Wildfires

Direct Relief Donates $500,000 to Health Center Recovering from Northern California Fire

GLEN ELLEN, CA - OCTOBER 09:  The remains of fire damaged homes after an out of control wildfire moved through the area on October 9, 2017 in Glen Ellen, California. Tens of thousands of acres and dozens of homes and businesses have burned in widespread wildfires that are burning in Napa and Sonoma counties.  (Photo by Justin Sullivan/Getty Images)
GLEN ELLEN, CA - OCTOBER 09: The remains of fire damaged homes after an out of control wildfire moved through the area on October 9, 2017 in Glen Ellen, California. Tens of thousands of acres and dozens of homes and businesses have burned in widespread wildfires that are burning in Napa and Sonoma counties. (Photo by Justin Sullivan/Getty Images)

When the Tubbs Fire swept through Santa Rosa, California, last October, it destroyed the Vista Family Health Center, which served more than 24,000 patients each year.

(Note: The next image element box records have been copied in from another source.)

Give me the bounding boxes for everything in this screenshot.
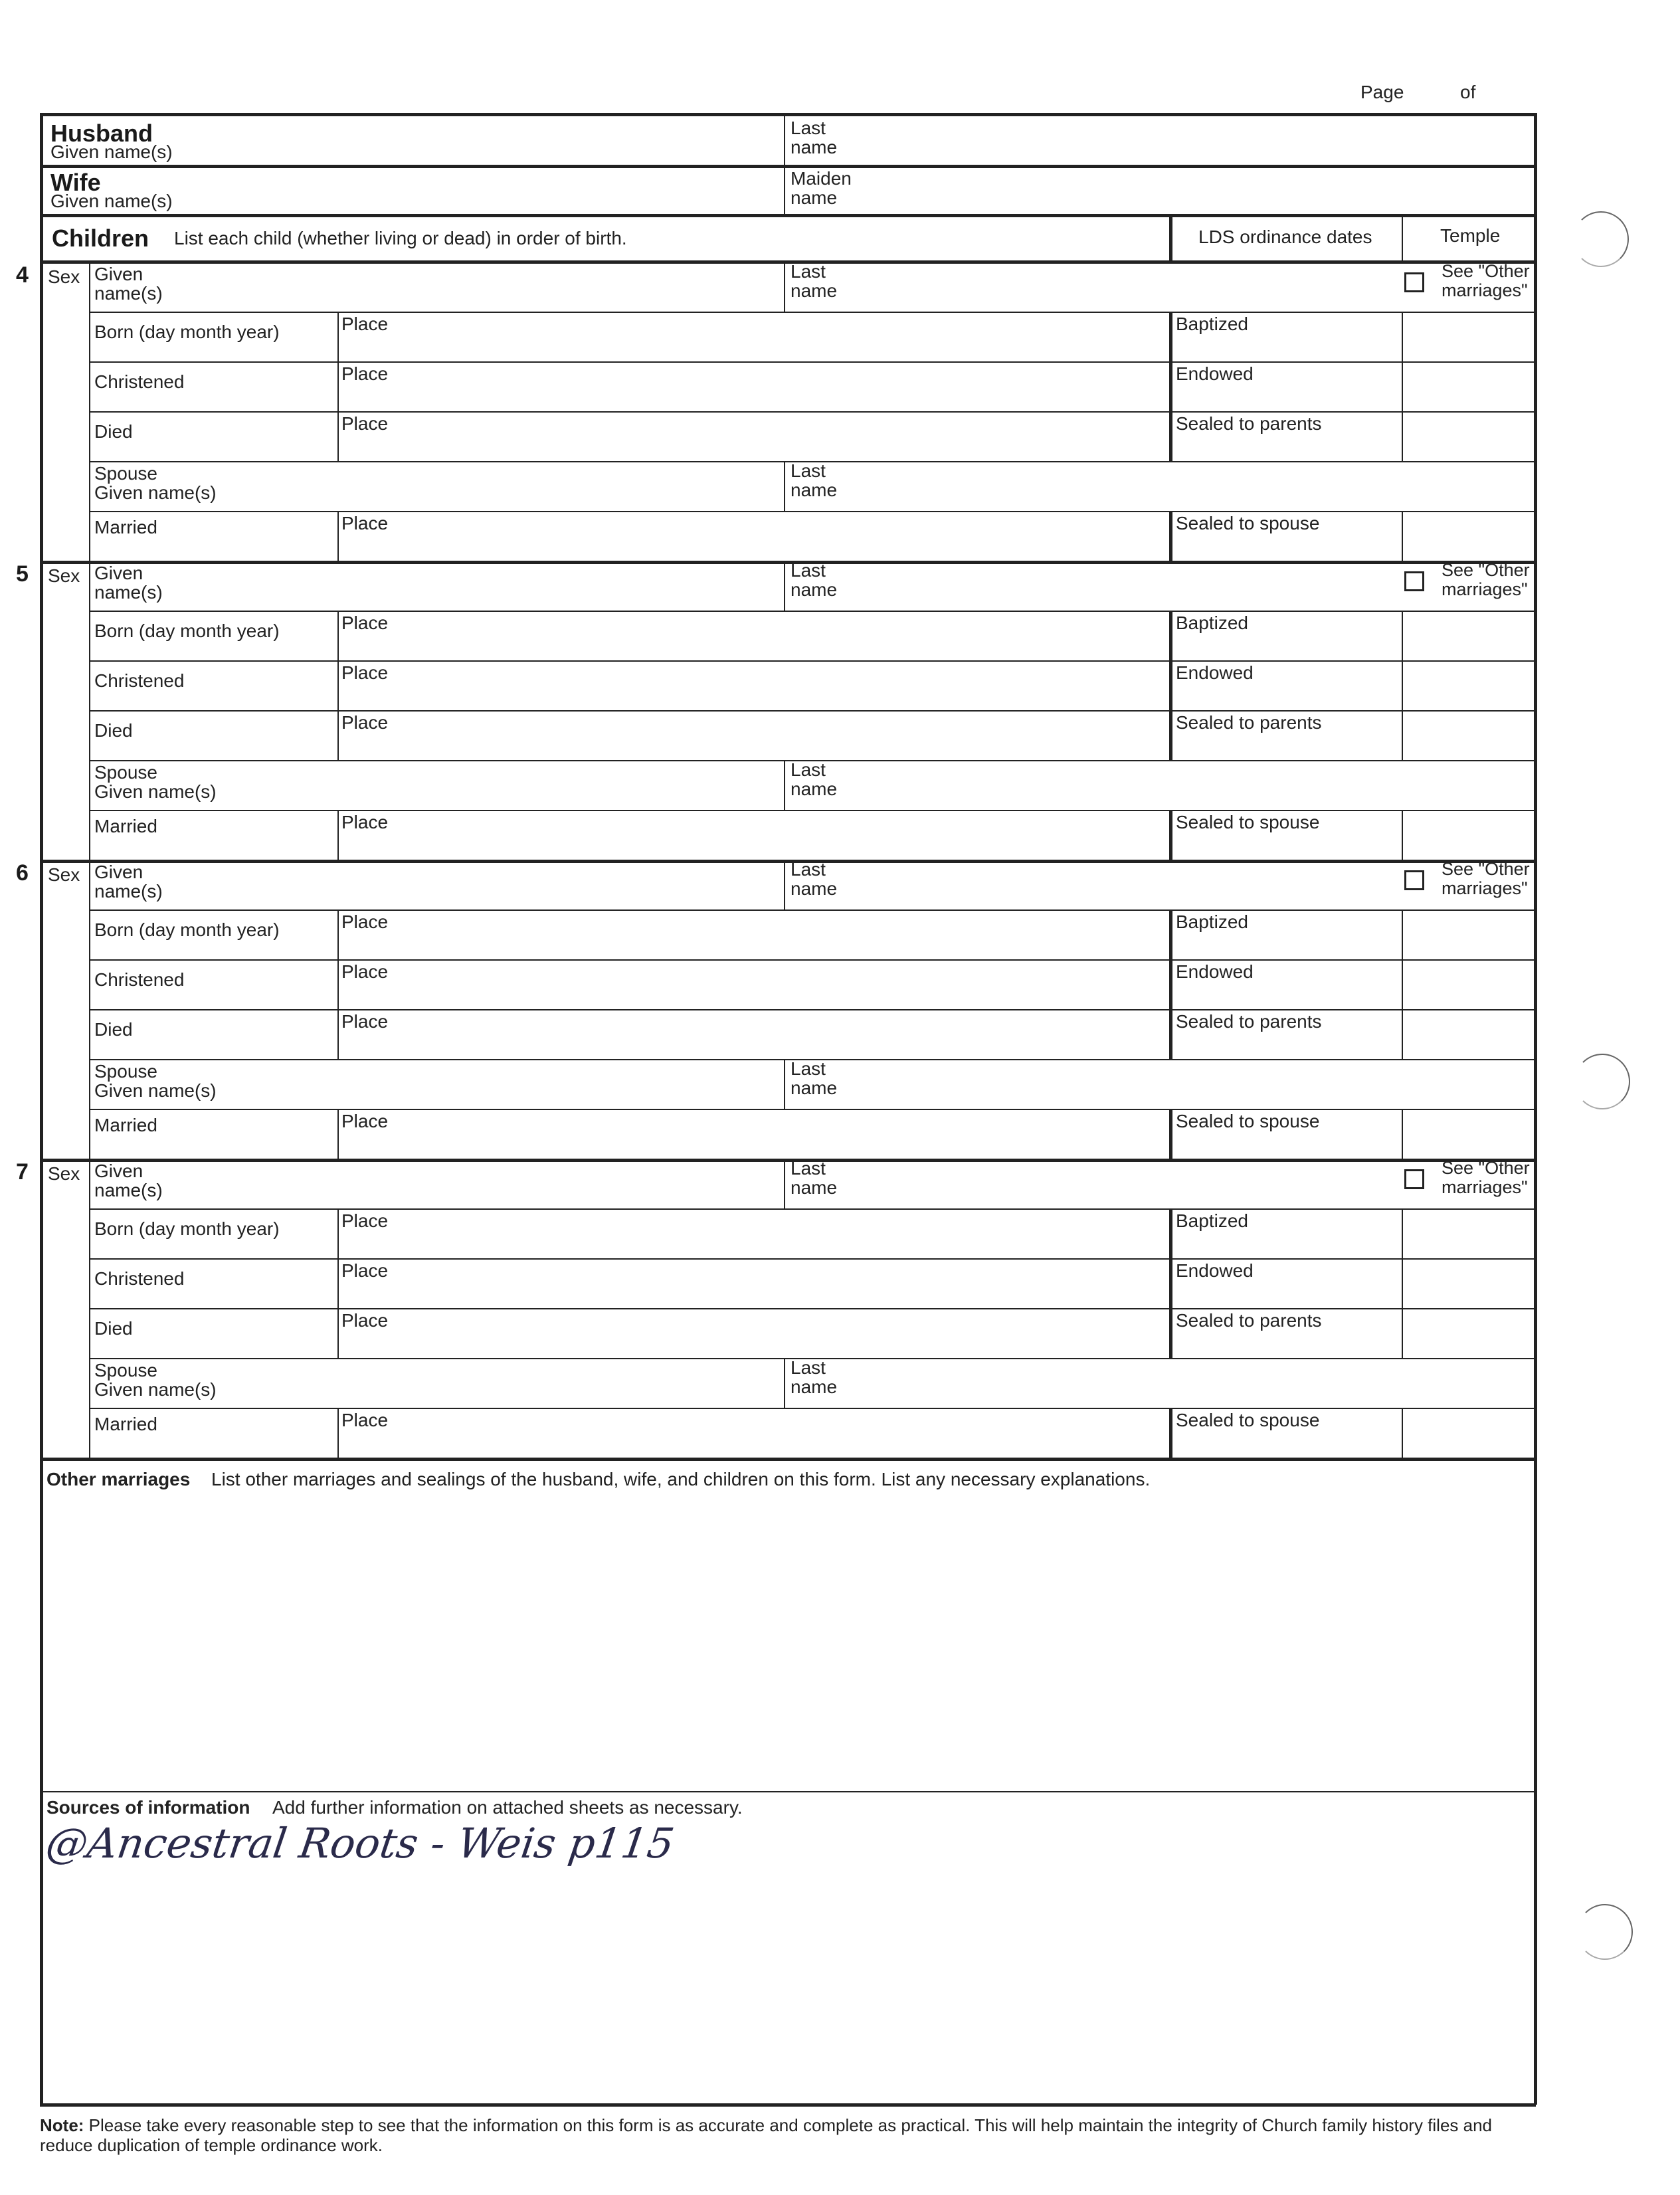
child-5-married-label: Married	[94, 816, 157, 836]
other-marriages-title: Other marriages	[47, 1469, 191, 1489]
child-7-married-place-field[interactable]	[399, 1413, 1163, 1453]
child-7-given-name-field[interactable]	[199, 1161, 777, 1204]
child-5-christened-place-label: Place	[341, 662, 389, 683]
child-7-married-place-label: Place	[341, 1410, 389, 1430]
handwritten-source-entry: @Ancestral Roots - Weis p115	[43, 1819, 678, 1867]
child-5-christened-place-field[interactable]	[399, 666, 1163, 706]
child-7-other-marriages-checkbox[interactable]	[1404, 1169, 1424, 1189]
child-6-christened-label: Christened	[94, 969, 185, 990]
child-4-born-date-field[interactable]	[100, 341, 332, 359]
child-7-sealed-to-spouse-label: Sealed to spouse	[1176, 1410, 1320, 1430]
page-label: Page	[1360, 82, 1404, 102]
binder-hole-mark	[1577, 1904, 1633, 1960]
lds-ordinance-header: LDS ordinance dates	[1198, 227, 1372, 247]
child-7-endowed-temple-field[interactable]	[1407, 1262, 1527, 1303]
child-6-baptized-date-field[interactable]	[1176, 933, 1395, 956]
child-4-died-place-field[interactable]	[399, 417, 1163, 456]
child-5-baptized-label: Baptized	[1176, 613, 1248, 633]
child-4-sex-label: Sex	[48, 266, 80, 287]
child-6-christened-date-field[interactable]	[100, 989, 332, 1007]
child-7-sealed-to-parents-date-field[interactable]	[1176, 1332, 1395, 1355]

But the fire didn’t stop the clinic’s doctors from seeing patients. Special shipping containers were converted into exam rooms, allowing clinicians to continue treating patients in the months since the blaze. Two mobile health vans also allowed care to continue in the absence of a building.

The largest site of Santa Rosa Community Health was destroyed last year during the Tubbs Fire. Direct Relief donated $500,000 this week to cover costs not reimbursed by insurance and help continue service to patients, many of whom are uninsured or low income. (Photo courtesy of Santa Rosa Community Health)

This week, the center got some additional support to help as they rebuild. Direct Relief donated $500,000 to support their continued recovery efforts, which will go to help fund a new campus opening later this month, according to Annemarie Brown, communications director for Santa Rosa Community Health, the parent organization of the Vista location that was destroyed.

The new site being built will serve patients displaced from the fires, and the funding will also support continued services at the center, Brown said.

At the time of last year’s fire, the center was already constructing the additional campus, which will serve the patients displaced from the destroyed campus over the next year. That site is expected to serve an estimated 8,200 patients a year and will be the first facility that fully integrates medical, dental, mental health and complementary medicine in one facility.